Author Response File: Author Response.pdf

Reviewer 3 Report

This paper proposes a deep unsupervised fusion learning (DUFL) method, for high resolution hyperspectral image reconstruction. In this method, the spatial and spectral image priors can be automatically learned through a generative neural network, instead of using pre-defined priors, which greatly increases the practicality in real applications. The experiments conducted on two real hyperspectral datasets show the promise of the effectiveness of DUFL.

 

The motivation and background are well-introduced. The methodology part and theoretical part sound reasonable. The related work is well introduced, too. The reviewer thinks this paper provides significant contribution which is potential to be published. However, there are few questions/issues encouraged to be fixed. The comments are as follows:

 

 

Major comments:

 

  1. Since the approach is somehow complicated, the authors are encouraged to add a step diagram or an algorithm, to describe the detail procedure of the proposed DUFL in the end of Section 3. Doing this can make the readers understand the implementation of DUFL.

 

  1. The network structure of the generative neural network (encoder-decoder) is not explained.

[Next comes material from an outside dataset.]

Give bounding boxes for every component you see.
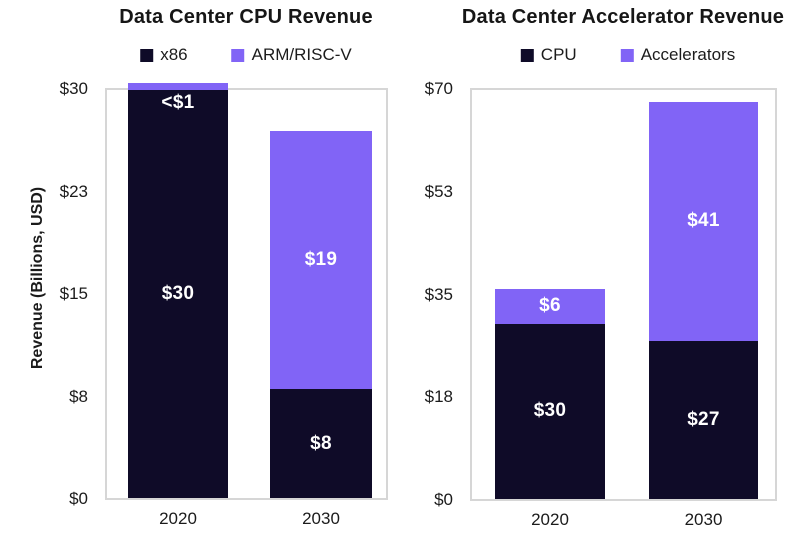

Is it the exiting ED (such as U-Net) or a newly designed one?

 

  1. What GPU do the authors use for training the generative network? And how about the training time? Please provide information about computational complexity in the revised version.

 

  1. In Tables 1~3, what do the bold values mean? Please define. In general, the bold values indicate the best performance. However, in Table 3 the uSDN’s values are all bold. The Table 4 almost misses the bold values.

  2. It is encouraged to show the sample images of CAVE and Harvard dadastes in Section 4.1.

  3. Figs 2-7 demonstrate the “difference” images of ground truth HR-HS images and DUFL-recovered ones. The reviewer feels curious, why don’t the authors directly demonstrate the recovered images along with the ground truth images? Showing original image will be more intuitive than showing difference image. And we can compare the pros/cons of different categories of methods (manually engineered priors methods and Learned priors methods)

 

 

Minor comments:

 

  1. In Abstract, the abbreviation “HS” is not defined.

 

  1. In line 75, there are two “recent”.

 

  1. Line 127. followaàfollow.

 

  1. In page 8, before Eq(5), HSR SR à HSI SR ?

 

  1. Line 270, toprovideà to provide

 

  1. In Figure 3, balloon à balloon?

 

  1. In Fig.1, the term LR-LS à LR-HS?

Author Response

Please see the attachment.

Author Response File: Author Response.pdf

Round 2

Reviewer 3 Report

The authors have addressed all the issues that the reviewer concerned.